Он опустил стекло и выглянул наружу, потом вышел из машины и воровато оглянулся.
— Давай, — скомандовал он Щукину, — выволакивай эту мочалку из тачки и тащи в подъезд… Вроде никого вокруг нету.
— Понял, — легко согласился Николай и взял под руку Лилю, смирно сидящую рядом с ним на заднем сиденье автомобиля.
Через минуту, когда они с Лилей вслед за Ляжечкой поднимались по темной и воняющей кошками и мочой лестнице, Щукин мрачно тряхнул головой.
«Очень нехороший знак, что Ляжечка согласился передать мне все бабки авансом, — подумал он, — это значит, что меня ожидает либо серьезная слежка во время всего дела, либо… пуля в затылок после дела… А скорее всего, и то и другое… Ну ладно. Надеюсь, до этого не дойдет. Мне только нужно все еще раз обдумать и… и, кажется, в голове моей зарождается какой-то план, для окончательного составления которого не хватает полной и ясной картины происходящего. Не хватает, в частности, маленького штришка… Я выяснил, против кого ведется игра, но пока не выяснил, кем эта игра ведется… Что ж… Думаю, скоро это узнать…»
— Сюда, — раздался сверху хриплый шепот Ляжечки, — вот дверь.

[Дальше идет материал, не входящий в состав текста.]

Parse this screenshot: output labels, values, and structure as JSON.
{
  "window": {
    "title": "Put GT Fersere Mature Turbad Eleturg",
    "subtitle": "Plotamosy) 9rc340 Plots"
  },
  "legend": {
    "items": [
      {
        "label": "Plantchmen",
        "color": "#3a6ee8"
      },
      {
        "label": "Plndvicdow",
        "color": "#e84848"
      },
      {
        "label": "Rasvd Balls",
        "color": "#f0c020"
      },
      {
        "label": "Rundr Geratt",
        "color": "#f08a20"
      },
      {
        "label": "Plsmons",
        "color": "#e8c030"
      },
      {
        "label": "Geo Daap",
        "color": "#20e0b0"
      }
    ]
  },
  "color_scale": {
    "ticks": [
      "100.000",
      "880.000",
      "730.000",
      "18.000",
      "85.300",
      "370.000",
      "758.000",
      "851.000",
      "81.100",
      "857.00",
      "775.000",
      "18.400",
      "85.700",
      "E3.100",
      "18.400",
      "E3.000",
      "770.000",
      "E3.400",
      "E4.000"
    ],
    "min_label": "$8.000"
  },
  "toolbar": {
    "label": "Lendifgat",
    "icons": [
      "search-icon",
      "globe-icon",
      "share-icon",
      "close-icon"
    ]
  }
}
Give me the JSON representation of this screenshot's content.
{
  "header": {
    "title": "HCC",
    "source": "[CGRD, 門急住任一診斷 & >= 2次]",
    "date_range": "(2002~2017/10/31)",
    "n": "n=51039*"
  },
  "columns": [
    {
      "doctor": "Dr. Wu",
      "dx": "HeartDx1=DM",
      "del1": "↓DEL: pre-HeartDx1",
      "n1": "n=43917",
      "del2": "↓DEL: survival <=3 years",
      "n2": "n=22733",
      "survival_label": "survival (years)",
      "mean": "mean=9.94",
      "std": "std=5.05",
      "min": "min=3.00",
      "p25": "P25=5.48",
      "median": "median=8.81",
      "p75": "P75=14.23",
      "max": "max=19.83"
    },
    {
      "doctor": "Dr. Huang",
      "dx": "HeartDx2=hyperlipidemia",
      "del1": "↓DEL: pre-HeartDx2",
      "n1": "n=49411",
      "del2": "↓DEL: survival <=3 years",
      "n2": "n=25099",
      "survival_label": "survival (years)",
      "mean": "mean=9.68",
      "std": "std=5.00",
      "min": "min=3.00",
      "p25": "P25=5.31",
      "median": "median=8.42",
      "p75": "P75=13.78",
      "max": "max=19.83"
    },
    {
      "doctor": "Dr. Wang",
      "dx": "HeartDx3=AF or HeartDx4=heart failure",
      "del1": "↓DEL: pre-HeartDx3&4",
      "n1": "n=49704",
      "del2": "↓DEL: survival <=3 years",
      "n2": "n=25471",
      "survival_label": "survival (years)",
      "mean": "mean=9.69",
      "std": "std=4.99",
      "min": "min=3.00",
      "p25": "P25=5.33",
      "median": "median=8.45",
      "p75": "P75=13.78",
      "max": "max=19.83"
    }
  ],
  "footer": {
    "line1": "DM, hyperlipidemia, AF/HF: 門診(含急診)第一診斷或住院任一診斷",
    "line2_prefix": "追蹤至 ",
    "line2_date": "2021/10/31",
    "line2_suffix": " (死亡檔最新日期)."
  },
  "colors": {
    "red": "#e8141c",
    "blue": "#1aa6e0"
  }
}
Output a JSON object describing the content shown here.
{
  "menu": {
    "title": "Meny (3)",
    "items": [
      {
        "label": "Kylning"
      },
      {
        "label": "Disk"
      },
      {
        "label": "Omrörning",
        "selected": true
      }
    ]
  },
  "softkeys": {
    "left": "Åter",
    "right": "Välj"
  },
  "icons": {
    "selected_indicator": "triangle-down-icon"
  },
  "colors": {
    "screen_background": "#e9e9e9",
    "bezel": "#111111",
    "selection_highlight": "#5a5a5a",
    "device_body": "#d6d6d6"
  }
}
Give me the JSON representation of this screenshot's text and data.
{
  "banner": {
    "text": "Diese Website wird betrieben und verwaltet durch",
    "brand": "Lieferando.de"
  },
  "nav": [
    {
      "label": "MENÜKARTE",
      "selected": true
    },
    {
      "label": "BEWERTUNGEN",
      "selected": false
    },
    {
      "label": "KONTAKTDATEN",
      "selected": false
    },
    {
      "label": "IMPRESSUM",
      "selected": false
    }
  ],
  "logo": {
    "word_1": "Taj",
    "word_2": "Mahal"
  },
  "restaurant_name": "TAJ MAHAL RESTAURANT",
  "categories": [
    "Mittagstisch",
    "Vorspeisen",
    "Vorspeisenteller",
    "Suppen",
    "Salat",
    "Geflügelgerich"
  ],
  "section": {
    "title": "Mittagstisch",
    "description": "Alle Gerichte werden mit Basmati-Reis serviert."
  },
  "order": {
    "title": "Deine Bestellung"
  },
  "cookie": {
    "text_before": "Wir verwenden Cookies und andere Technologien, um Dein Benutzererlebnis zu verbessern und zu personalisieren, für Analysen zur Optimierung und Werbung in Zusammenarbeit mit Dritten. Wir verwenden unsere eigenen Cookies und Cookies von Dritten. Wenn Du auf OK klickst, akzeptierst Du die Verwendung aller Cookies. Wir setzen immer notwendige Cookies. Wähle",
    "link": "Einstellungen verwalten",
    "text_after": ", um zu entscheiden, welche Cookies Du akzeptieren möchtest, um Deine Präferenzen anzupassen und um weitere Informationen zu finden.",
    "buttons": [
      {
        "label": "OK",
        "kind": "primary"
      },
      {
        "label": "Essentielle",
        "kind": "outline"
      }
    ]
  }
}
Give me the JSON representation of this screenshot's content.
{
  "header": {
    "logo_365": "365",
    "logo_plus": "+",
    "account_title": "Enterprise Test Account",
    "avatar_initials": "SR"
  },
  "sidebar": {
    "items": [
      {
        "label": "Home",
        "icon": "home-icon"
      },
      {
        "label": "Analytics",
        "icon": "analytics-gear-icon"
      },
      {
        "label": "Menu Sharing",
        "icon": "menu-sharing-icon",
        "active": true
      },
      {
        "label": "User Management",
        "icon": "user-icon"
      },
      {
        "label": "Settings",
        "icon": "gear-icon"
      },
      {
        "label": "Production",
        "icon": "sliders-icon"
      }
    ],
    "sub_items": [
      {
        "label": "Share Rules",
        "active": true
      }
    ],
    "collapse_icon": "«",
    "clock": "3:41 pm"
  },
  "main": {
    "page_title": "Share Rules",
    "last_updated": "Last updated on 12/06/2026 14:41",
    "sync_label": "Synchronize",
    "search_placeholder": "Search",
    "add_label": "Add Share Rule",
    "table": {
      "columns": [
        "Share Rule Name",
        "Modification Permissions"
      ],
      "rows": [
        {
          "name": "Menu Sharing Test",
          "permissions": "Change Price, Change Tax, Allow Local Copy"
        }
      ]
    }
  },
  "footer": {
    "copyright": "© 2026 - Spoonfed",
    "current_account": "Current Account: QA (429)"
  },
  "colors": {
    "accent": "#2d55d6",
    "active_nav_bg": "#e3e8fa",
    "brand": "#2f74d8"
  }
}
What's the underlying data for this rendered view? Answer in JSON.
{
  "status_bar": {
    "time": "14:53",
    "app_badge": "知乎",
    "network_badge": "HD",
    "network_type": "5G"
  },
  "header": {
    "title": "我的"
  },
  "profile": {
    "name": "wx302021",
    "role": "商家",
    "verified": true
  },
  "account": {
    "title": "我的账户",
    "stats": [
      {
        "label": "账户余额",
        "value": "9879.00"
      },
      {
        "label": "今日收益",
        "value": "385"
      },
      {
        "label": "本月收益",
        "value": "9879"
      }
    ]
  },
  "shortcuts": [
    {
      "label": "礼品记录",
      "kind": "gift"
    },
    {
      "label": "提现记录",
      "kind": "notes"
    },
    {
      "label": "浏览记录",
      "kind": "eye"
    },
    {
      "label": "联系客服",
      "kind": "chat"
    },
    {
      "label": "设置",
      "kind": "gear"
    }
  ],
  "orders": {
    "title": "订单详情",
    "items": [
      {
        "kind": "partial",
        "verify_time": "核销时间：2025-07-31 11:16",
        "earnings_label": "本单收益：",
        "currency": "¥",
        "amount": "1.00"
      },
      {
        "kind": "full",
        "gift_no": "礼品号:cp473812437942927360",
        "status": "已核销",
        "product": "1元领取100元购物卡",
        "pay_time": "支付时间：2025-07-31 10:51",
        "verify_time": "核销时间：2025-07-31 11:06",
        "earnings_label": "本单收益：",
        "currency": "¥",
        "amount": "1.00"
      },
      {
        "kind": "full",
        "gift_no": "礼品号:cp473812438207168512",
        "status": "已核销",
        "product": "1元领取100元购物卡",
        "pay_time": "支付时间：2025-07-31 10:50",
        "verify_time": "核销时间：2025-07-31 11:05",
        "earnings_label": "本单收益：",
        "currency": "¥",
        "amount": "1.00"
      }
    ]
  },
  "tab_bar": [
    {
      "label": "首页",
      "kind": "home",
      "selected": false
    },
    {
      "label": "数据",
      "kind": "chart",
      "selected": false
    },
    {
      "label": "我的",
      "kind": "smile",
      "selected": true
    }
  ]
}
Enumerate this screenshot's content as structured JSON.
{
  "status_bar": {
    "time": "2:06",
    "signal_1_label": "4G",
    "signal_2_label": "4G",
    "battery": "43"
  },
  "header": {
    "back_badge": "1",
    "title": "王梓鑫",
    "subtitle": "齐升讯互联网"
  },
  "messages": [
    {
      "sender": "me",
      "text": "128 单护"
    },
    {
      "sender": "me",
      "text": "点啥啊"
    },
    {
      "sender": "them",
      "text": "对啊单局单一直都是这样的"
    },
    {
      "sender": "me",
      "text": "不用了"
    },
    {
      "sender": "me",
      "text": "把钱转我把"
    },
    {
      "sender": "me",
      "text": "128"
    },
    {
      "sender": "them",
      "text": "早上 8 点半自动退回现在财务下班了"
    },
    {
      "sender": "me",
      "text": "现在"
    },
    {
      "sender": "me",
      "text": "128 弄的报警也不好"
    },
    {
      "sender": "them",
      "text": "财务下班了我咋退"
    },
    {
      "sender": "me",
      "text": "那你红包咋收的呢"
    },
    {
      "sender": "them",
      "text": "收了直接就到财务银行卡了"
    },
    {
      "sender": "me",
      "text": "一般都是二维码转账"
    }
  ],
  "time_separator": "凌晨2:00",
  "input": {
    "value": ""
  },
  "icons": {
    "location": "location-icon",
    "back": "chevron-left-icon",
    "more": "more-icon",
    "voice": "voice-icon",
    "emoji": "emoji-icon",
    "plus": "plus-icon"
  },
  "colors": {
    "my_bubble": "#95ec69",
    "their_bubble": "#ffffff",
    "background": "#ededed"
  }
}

Щукин втолкнул Лилю, а потом сам вошел следом в какую-то темную дыру, где воздух отдавал чем-то кислым так сильно, что сводило скулы и было трудно дышать.
— А почему темно так? — спросил Николай и услышал, как захлопнулась за его спиной дверь, щелкнув английским замком.
— Сейчас все будет, — сказал Ляжечка и нашарил в темноте выключатель.
Через секунду действительно вспыхнул яркий электрический свет.
В институт Анна в этот день не пошла. Капитон, хоть и относился недоброжелательно к ее прогулам, сегодня, кажется, просто забыл о том, что Анна, помимо основной своей работы, является и студенткой высшего учебного заведения.
Он оставил Анну при себе. Возможно, просто по рассеянности — из-за столь страшных и неожиданных событий даже хваткий и хитрый Капитон мог быть выбит из колеи, а может быть, ему был нужен рядом человек, с которым можно поделиться своими размышлениями и тревогами. Могли быть у Капитона и какие-то другие причины оставить Анну сегодня при себе. То, что Анна не знала полного расклада, его мало волновало. По его мнению, она знала достаточно.
Однако содержание своих частых сегодня телефонных звонков он тщательно от нее скрывал, запрещая ей выходить из комнаты, когда он звонил.
Впрочем, Анна не стремилась что-то подслушать.
Давно общаясь с Капитоном, она уяснила для себя — чем меньше знаешь, тем крепче спишь. На какие-то комбинации собственного сочинения она способна не была, а вот в случайном разговоре передать кому-нибудь важные для Капитона сведения опасалась.
Но один разговор Анна все-таки услышала.